Les prévenus se verront offrir les garanties offertes à tous les justiciables en comparution immédiate. Ils auront naturellement droit à un avocat, qui aura la possibilité de consulter le dossier. La procédure sera simplement plus rapide. Certains droits ont été définis pour les journalistes mais profitent à des gens qui ne le sont pas. Il m'est apparu juste que ces personnes, notamment les jeunes, pour qui l'exemplarité a du sens, soient jugés rapidement. L'un des principaux griefs que l'on adresse à l'institution judiciaire est sa lenteur. Pour des jeunes, le message pédagogique n'a de sens que si la justice intervient vite. Les juger deux ans après revient à leur accorder une forme d'impunité, qu'on le veuille ou non. Deux ans après, comment sanctionner ? Les droits de la défense seront respectés au même titre que ceux de toutes les personnes qui sont jugées dans le cadre de la comparution immédiate.

La LICRA est plutôt satisfaite de cette réforme. Nous en avons aussi discuté avec les représentants des juifs de France.

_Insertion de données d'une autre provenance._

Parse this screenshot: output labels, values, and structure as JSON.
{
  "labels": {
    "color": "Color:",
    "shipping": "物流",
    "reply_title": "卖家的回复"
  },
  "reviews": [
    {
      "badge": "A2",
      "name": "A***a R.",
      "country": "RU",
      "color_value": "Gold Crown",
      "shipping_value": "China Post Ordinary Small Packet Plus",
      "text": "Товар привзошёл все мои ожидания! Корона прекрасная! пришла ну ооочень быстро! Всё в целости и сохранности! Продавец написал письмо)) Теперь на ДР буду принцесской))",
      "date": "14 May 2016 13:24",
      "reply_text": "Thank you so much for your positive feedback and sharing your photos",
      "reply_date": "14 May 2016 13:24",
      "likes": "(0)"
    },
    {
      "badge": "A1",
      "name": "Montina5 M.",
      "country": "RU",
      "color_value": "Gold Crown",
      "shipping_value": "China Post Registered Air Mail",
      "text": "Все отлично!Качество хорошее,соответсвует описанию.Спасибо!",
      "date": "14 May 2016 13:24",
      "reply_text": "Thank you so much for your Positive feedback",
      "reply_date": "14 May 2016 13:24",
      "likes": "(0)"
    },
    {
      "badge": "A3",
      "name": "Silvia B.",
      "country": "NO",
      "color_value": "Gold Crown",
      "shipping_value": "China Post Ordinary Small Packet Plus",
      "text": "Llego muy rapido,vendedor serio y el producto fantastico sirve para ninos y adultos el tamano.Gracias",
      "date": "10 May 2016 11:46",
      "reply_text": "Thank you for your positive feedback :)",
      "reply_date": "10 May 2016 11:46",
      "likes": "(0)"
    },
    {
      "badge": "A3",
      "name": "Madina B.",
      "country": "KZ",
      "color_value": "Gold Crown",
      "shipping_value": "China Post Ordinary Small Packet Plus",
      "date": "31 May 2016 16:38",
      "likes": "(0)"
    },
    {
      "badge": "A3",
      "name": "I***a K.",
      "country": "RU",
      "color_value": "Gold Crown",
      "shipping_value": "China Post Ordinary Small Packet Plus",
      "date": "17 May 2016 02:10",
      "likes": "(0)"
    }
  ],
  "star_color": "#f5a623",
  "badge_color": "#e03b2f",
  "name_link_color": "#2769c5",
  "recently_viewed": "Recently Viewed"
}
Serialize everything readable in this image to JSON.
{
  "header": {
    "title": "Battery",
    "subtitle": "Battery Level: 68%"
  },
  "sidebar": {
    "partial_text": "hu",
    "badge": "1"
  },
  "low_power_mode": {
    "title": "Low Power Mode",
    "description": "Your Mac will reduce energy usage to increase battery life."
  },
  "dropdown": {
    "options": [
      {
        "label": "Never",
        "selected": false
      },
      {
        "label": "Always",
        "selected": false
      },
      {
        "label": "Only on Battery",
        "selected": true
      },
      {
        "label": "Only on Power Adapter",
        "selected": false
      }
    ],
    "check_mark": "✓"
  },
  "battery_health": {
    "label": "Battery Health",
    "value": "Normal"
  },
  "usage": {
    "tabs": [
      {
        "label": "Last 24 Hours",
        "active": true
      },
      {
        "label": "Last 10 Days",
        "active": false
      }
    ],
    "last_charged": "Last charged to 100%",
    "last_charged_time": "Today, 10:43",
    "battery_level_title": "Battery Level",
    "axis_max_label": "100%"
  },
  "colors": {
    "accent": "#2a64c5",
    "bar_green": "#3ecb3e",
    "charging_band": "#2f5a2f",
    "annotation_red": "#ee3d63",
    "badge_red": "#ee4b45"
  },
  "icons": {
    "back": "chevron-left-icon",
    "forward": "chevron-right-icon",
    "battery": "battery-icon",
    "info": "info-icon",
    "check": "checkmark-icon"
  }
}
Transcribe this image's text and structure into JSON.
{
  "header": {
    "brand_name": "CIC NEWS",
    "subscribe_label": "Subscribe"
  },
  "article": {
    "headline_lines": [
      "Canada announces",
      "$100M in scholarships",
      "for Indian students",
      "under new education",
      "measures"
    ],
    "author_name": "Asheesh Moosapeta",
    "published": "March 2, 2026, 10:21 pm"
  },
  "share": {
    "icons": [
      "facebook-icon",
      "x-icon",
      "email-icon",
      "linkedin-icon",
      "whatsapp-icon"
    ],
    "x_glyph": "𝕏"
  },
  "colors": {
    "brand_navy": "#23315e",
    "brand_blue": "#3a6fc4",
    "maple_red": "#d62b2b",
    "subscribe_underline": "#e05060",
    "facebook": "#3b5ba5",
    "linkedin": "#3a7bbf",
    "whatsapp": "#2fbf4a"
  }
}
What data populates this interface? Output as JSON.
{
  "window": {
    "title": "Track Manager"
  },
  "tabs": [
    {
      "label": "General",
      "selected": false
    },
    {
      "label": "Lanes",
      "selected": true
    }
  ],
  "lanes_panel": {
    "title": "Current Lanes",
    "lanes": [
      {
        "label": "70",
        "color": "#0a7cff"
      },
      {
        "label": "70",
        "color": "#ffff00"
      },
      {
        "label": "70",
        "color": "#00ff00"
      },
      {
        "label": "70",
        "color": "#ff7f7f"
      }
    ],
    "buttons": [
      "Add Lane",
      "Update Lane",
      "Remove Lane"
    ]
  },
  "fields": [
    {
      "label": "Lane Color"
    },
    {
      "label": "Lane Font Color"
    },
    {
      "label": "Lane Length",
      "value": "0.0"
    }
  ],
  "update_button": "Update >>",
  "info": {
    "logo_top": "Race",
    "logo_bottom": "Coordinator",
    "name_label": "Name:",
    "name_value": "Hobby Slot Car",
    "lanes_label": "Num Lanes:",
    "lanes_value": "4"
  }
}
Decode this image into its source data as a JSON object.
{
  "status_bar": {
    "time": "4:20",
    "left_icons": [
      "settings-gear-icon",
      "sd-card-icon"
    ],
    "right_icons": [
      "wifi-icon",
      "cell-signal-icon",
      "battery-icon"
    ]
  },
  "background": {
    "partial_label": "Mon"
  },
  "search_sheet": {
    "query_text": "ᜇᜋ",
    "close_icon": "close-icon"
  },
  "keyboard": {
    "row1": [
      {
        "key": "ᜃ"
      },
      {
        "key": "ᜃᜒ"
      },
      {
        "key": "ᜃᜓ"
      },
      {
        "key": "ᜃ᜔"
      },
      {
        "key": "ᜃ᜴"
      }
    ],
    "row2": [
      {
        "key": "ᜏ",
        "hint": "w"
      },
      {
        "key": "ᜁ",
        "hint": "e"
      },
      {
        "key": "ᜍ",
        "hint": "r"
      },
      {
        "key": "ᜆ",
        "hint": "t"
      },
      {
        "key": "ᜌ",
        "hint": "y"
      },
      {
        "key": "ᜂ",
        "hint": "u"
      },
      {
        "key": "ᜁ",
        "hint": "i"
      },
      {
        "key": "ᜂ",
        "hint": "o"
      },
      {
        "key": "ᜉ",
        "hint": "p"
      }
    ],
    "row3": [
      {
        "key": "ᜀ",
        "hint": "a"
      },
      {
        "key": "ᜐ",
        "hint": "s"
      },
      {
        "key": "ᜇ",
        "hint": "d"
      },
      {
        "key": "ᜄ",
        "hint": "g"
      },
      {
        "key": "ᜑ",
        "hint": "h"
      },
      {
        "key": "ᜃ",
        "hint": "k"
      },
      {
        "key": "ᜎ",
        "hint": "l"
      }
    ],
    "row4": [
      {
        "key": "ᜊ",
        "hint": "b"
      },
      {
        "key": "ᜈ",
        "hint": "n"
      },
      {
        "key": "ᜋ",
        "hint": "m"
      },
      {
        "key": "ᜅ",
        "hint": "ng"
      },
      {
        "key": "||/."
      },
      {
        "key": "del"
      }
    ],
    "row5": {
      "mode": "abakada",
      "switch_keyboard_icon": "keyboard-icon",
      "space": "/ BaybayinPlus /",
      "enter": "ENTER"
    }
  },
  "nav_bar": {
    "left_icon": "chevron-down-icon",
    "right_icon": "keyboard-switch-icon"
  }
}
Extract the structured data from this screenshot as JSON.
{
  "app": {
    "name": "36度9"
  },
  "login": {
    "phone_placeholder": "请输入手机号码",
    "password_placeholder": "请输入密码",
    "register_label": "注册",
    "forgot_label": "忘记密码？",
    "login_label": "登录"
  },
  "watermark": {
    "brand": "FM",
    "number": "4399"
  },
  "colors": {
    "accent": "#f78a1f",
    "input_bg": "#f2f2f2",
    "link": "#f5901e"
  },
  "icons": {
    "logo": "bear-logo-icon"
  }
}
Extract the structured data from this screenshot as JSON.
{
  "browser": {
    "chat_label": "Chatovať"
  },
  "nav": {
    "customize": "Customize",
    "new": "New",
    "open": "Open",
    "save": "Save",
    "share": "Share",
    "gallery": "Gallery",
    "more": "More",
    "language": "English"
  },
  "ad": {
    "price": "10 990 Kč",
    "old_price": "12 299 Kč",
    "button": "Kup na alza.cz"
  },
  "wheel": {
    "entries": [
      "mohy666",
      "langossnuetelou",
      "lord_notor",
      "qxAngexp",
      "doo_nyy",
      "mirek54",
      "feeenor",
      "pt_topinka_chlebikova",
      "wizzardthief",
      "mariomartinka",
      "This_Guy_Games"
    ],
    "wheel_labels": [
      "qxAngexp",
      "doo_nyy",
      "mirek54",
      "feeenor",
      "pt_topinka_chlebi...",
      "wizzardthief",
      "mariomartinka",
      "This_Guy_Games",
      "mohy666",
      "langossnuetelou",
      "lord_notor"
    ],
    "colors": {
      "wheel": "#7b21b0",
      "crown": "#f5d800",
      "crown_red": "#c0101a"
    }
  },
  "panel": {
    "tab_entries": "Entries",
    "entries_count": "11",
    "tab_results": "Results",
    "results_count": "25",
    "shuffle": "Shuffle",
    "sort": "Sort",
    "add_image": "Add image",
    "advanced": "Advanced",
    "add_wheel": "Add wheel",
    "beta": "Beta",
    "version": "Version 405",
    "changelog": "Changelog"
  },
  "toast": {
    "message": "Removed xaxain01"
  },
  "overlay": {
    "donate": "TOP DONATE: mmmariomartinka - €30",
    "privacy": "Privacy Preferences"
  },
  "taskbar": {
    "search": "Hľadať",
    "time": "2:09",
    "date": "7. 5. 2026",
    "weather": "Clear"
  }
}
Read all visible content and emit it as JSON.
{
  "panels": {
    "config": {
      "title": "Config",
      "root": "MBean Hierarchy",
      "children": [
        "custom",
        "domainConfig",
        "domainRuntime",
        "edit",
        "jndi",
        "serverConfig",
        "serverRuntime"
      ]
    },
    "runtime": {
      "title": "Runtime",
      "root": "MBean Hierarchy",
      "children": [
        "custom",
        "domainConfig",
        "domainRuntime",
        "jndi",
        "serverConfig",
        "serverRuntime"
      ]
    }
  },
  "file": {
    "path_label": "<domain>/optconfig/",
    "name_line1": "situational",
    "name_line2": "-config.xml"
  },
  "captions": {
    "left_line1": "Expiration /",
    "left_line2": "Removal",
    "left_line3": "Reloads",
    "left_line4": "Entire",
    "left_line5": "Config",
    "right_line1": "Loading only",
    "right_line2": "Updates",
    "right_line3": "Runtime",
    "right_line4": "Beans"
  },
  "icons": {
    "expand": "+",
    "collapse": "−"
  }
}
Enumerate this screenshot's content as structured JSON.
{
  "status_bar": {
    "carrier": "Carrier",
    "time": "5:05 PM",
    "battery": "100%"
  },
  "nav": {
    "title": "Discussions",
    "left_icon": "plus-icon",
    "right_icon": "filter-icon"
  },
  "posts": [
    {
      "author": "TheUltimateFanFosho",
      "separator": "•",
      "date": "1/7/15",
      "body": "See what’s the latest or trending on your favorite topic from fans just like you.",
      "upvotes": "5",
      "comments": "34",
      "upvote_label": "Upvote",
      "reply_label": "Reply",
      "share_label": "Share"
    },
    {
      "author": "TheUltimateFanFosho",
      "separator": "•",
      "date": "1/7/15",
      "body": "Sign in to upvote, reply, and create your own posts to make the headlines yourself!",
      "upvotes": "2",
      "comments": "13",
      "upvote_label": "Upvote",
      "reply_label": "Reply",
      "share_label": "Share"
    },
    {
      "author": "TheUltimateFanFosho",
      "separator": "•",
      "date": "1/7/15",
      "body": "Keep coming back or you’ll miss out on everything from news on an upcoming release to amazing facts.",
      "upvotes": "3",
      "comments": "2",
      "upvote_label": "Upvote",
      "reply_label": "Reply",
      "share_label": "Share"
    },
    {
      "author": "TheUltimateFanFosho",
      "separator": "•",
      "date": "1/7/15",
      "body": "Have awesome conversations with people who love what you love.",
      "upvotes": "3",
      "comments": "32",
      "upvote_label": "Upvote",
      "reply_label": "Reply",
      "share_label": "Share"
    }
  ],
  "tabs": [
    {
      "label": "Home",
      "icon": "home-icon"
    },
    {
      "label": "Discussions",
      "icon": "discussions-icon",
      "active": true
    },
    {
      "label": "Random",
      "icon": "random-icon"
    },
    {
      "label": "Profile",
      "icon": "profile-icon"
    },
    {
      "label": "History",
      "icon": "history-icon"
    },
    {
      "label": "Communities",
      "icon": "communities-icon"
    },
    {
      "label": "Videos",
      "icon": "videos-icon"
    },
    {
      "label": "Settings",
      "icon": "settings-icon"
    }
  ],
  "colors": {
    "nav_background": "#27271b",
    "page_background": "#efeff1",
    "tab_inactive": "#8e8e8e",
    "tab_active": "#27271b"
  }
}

Je vous dirais même qu'on ne va pas assez loin, mais qu'on ne peut pas s'engager plus avant. La réforme permettra de réprimer immédiatement les agissements des haineux du quotidien, mais non – je le déplore – ceux des haineux professionnels. Quelqu'un comme Alain Soral, par exemple, a parfaitement compris qu'il pouvait inscrire ses propos dans le régime de « responsabilité en cascade » : il ne sortira pas du cadre protecteur de la loi de 1881. À côté de cela, des milliers de journalistes méritent la protection de cette loi ; ils n'expriment pas, à quelques exceptions près, d'opinions antisémites ou racistes. Quant à M. Zemmour, qui est journaliste, et même s'il n'était pas journaliste et s'exprimait sur un plateau, ne pourrait être jugé, si le parquet le décidait, que dans le cadre de la loi de 1881, c'est-à-dire 18 mois après. Mais nous ne pouvons toucher à la loi de 1881 et vous l'avez parfaitement compris.

La formation initiale des magistrats comprend déjà une séquence consacrée à ces sujets. Dans le cadre de la formation continue, on a doublé le temps dédié à ces infractions. Il est primordial que les magistrats se spécialisent, connaissent les textes. Il n'est pas nécessaire d'appeler leur attention sur la nécessité de lutter contre le racisme – quand on veut devenir magistrat, on a déjà, au fond de soi, inscrites les valeurs républicaines – mais sur la manière d'utiliser les textes. Si ça ne suffit pas, on pourra accroître le nombre d'heures de formation – je n'y suis évidemment pas opposé.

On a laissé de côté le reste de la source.